Elliott Obatoyinbo
- Born: 9 October 1998 (age 27)
- Height: 1.79 m (5 ft 10 in)
- Weight: 93 kg (205 lb; 14 st 9 lb)
- School: Stonyhurst College Harrow School

Rugby union career
- Position(s): Full back, Wing
- Current team: Newcastle Falcons

Senior career
- Years: Team / Apps / (Points)
- 2018–2022: Saracens / 29 / (15)
- 2018–2019: →Ampthill
- 2018–2019: →London Scottish
- 2022–: Newcastle Falcons / 49 / (15)
- Correct as of 8 August 2025

International career
- Years: Team / Apps / (Points)
- England U18
- –: England U20
- Correct as of 24 March 2023

= Elliott Obatoyinbo =

England rugby union player

Elliott Obatoyinbo (born 9 October 1998) is an English professional rugby union player, who currently plays as a back for Premiership Rugby side Newcastle Falcons.

==Early life==
Obatoyinbo was born to an English mother and a Nigerian father, Iby, a founding member of the invitational rugby sevens team Racing Club Academy. He has a younger brother named Harrison, who plays rugby for Top 14 club Toulon in France.

As a child, Obatoyinbo attended Stonyhurst College in Lancashire, before switching to Harrow School. While at Harrow, he played rugby under the tutelage of the former Northampton Saints and London Irish centre and retired Scotland international, Joe Ansbro, who is also of African descent. His teammates at the school included fellow future Saracens academy graduates Andy Christie, Sean Reffell and Manu Vunipola.

Obatoyinbo has represented England at age-grade level, playing for the U18 and U20 teams.

==Rugby career==
Obatoyinbo was recruited into the Saracens youth system in 2016. As part of his early rugby development, he spent the summer of 2018 in New Zealand, playing with the academy of National Provincial Championship side Wellington Lions.

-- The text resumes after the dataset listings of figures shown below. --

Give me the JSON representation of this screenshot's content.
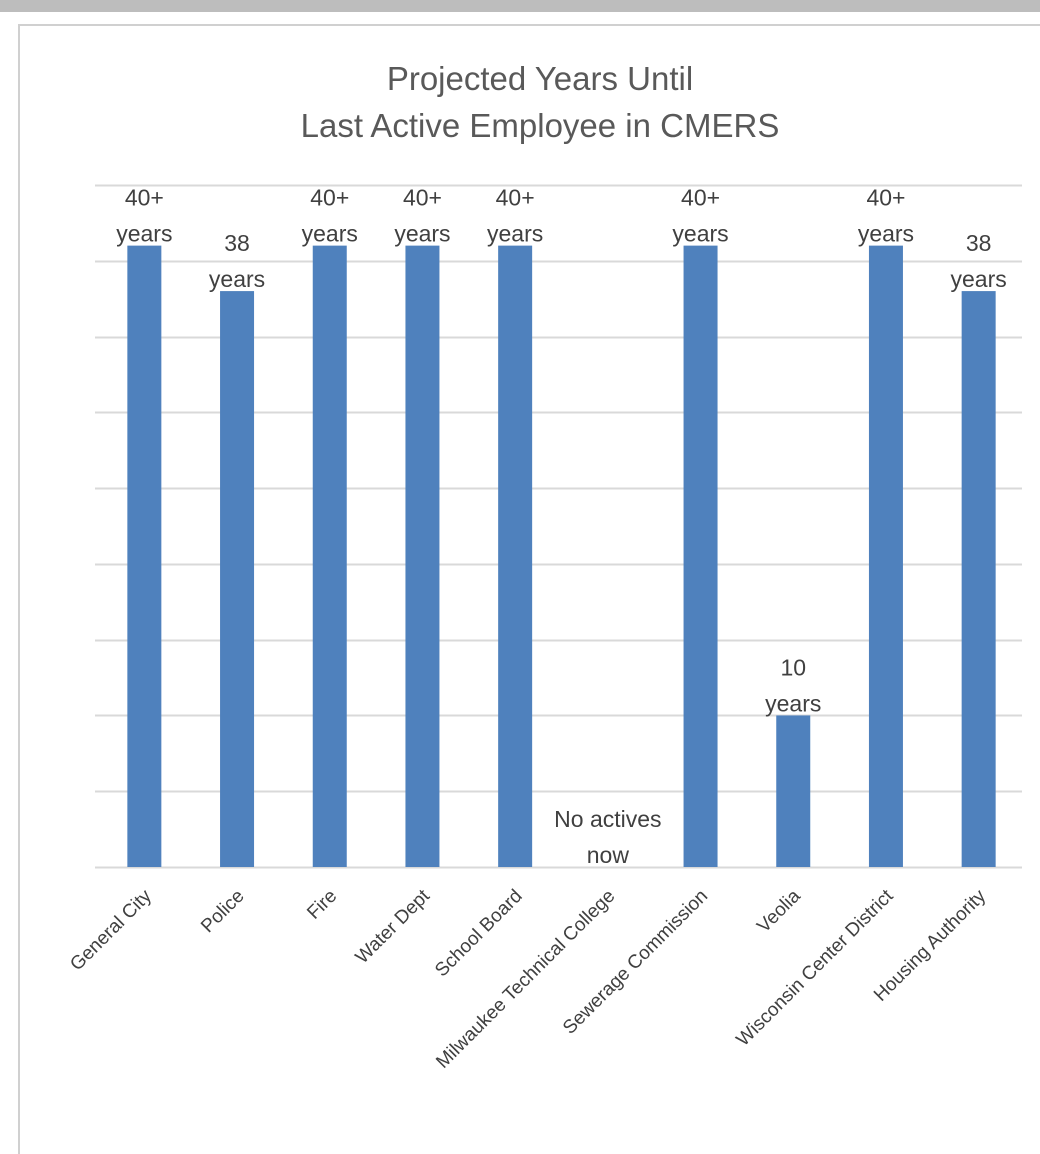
{
  "chart_data": {
    "type": "bar",
    "title_lines": [
      "Projected Years Until",
      "Last Active Employee in CMERS"
    ],
    "categories": [
      "General City",
      "Police",
      "Fire",
      "Water Dept",
      "School Board",
      "Milwaukee Technical College",
      "Sewerage Commission",
      "Veolia",
      "Wisconsin Center District",
      "Housing Authority"
    ],
    "values": [
      41,
      38,
      41,
      41,
      41,
      0,
      41,
      10,
      41,
      38
    ],
    "data_labels": [
      [
        "40+",
        "years"
      ],
      [
        "38",
        "years"
      ],
      [
        "40+",
        "years"
      ],
      [
        "40+",
        "years"
      ],
      [
        "40+",
        "years"
      ],
      [
        "No actives",
        "now"
      ],
      [
        "40+",
        "years"
      ],
      [
        "10",
        "years"
      ],
      [
        "40+",
        "years"
      ],
      [
        "38",
        "years"
      ]
    ],
    "ylim": [
      0,
      45
    ],
    "gridline_step": 5,
    "grid": true,
    "bar_color": "#4f81bd",
    "grid_color": "#d9d9d9"
  }
}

Shortly after his 20th birthday, Obatoyinbo made his first-team debut for Saracens on 27 October 2018, in a Premiership Rugby Cup match against Leicester Tigers. During that season, he also spent time out on loan, helping Ampthill RUFC to achieve promotion from National League 1, and featuring for London Scottish in the RFU Championship. In addition, he was part of the Saracens Storm team that won the Premiership Rugby Shield in 2019. The following year, Obatoyinbo signed a new contract with Saracens and graduated into the club's senior squad.

On the 12 September 2022 he signed a short-term with Newcastle Falcons.

==Personal life==
Obatoyinbo is an avid scratch golfer and is a member at Harpenden Common Golf Club. He previously competed at the Junior Open Championship, and said he had considered pursuing a professional golf career, before going full-time with rugby.

Obatoyinbo is also a keen artist, with his works based on African art. His inspirations include British-born painter Chris Ofili and Nigerian creator Bruce Onobrakpeya.